Markets, festivals and events go smoke-free

No smoking

Thirty additional public events where Tasmanians gather to enjoy themselves have been added to the Tasmanian Government's list of smoke-free events.

Environmental Health state manager Stuart Heggie said the additional events included food and wine festivals and a number of major markets across the state.

"From January 2 these events will be designated as smoke-free apart from designated outdoor smoking areas, which need to be well clear of children's activities and where food is sold.

"We have taken the time to consult with all the event organisers who have been excellent in working with us to achieve this great result.

"These smoke-free areas are in addition to the completely smoke-free Carols by Candlelight Services held across the state this Christmas as well as the bans that already exist where children play and families gather, and the recently-added patrolled areas of Tasmania's beaches."

Department of Health and Human Services tobacco control officers will be randomly attending events during 2013 to remind patrons to butt out.

"As has been the case with all the smoke-free areas, the emphasis is on education and awareness.

"Penalties are a last resort but of course can and will be issued by our officers if a person persists in smoking in a smoke-free area despite being asked to stop.

"The process for ensuring an event is smoke-free is not an onerous one on organisers, with only a small amount of paperwork required and pre-approved signage available," Mr Heggie said.

The rationale for smoke-free areas and events is clear and simple:

           having smoke-free areas where people gather protects them from harmful second-hand smoke.

           too many Tasmanian children grow up thinking smoking is normal behaviour. By removing the act of smoking from crowded public areas, we limit how much our kids are exposed to smoking and reduce the high number of young people who take up the habit.

           smoke-free areas will make it easier for some people to successfully give up. A 2006 NSW study showed 54 per cent of smokers who had tried to quit found seeing someone smoking was a trigger to relapse, while 40 per cent said smelling a cigarette was a trigger.
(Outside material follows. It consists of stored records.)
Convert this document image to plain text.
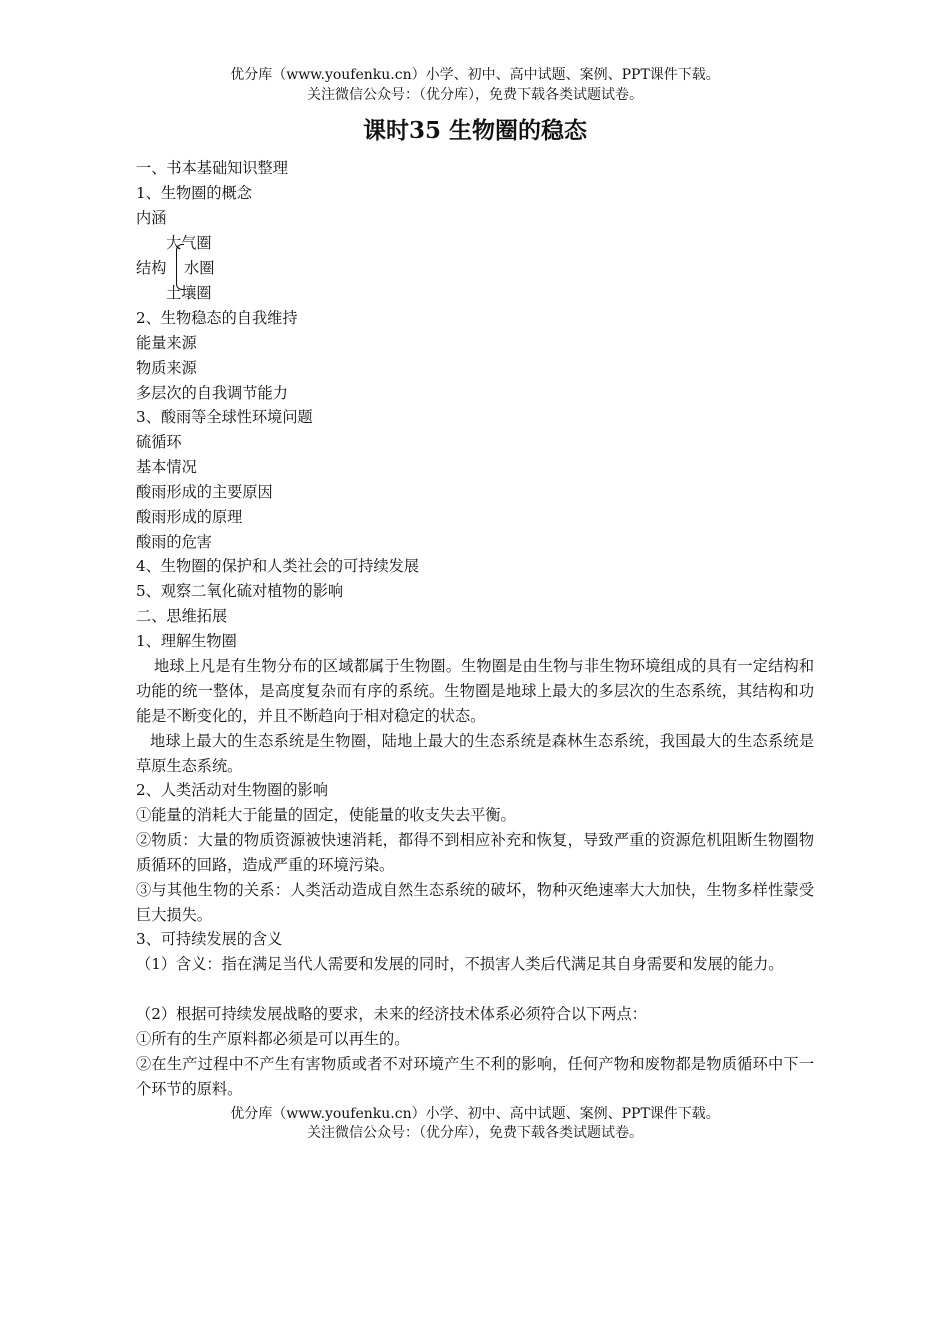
优分库（www.youfenku.cn）小学、初中、高中试题、案例、PPT课件下载。
关注微信公众号：（优分库），免费下载各类试题试卷。
课时35 生物圈的稳态
一、书本基础知识整理
1、生物圈的概念
内涵
大气圈
结构 水圈
土壤圈
2、生物稳态的自我维持
能量来源
物质来源
多层次的自我调节能力
3、酸雨等全球性环境问题
硫循环
基本情况
酸雨形成的主要原因
酸雨形成的原理
酸雨的危害
4、生物圈的保护和人类社会的可持续发展
5、观察二氧化硫对植物的影响
二、思维拓展
1、理解生物圈
地球上凡是有生物分布的区域都属于生物圈。生物圈是由生物与非生物环境组成的具有一定结构和功能的统一整体，是高度复杂而有序的系统。生物圈是地球上最大的多层次的生态系统，其结构和功能是不断变化的，并且不断趋向于相对稳定的状态。
地球上最大的生态系统是生物圈，陆地上最大的生态系统是森林生态系统，我国最大的生态系统是草原生态系统。
2、人类活动对生物圈的影响
①能量的消耗大于能量的固定，使能量的收支失去平衡。
②物质：大量的物质资源被快速消耗，都得不到相应补充和恢复，导致严重的资源危机阻断生物圈物质循环的回路，造成严重的环境污染。
③与其他生物的关系：人类活动造成自然生态系统的破坏，物种灭绝速率大大加快，生物多样性蒙受巨大损失。
3、可持续发展的含义
（1）含义：指在满足当代人需要和发展的同时，不损害人类后代满足其自身需要和发展的能力。
（2）根据可持续发展战略的要求，未来的经济技术体系必须符合以下两点：
①所有的生产原料都必须是可以再生的。
②在生产过程中不产生有害物质或者不对环境产生不利的影响，任何产物和废物都是物质循环中下一个环节的原料。
优分库（www.youfenku.cn）小学、初中、高中试题、案例、PPT课件下载。
关注微信公众号：（优分库），免费下载各类试题试卷。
Smoke-free public events from 2 January 2013 include:

Food and wine festivals

           Australia Day on the Beach (Kingston)

           Australia Day Breakfast (Bellerive)

           Autumn Festival (New Norfolk)

           Bloomin' Tulips Festival (Wynyard)

           Estia Greek Festival (North Hobart)

           Eve in the City (Devonport)

           Launceston Festivale

           New Year's Eve on Royal (Launceston)

           The Taste of Tasmania (Hobart)

           Taste of Huon (Ranelagh)

           Seafarers Festival (Bellerive)

           Seafest (Triabunna)

           Tamar Valley Beer Festival (Launceston)

           Tasmanian Fruit and Wine Festival (Bellerive)

           Taste the Harvest (Devonport)

           Wooden Boat Festival (Hobart).


Evandale, Glenorchy, Inveresk, Penguin, Salamanca, Sorell.

Music festivals

           Breath of Life (Launceston)

           Clarence Jazz Festival

           Cygnet Folk Festival

           Day on the Green

           MS Fest (Hobart)

           Falls Festival (Marion Bay)

           Summer Music in Tolosa Park

           Symphony Under the Stars (Tolosa Park).

The list of smoke-free markets and festivals will be reviewed after 12 months.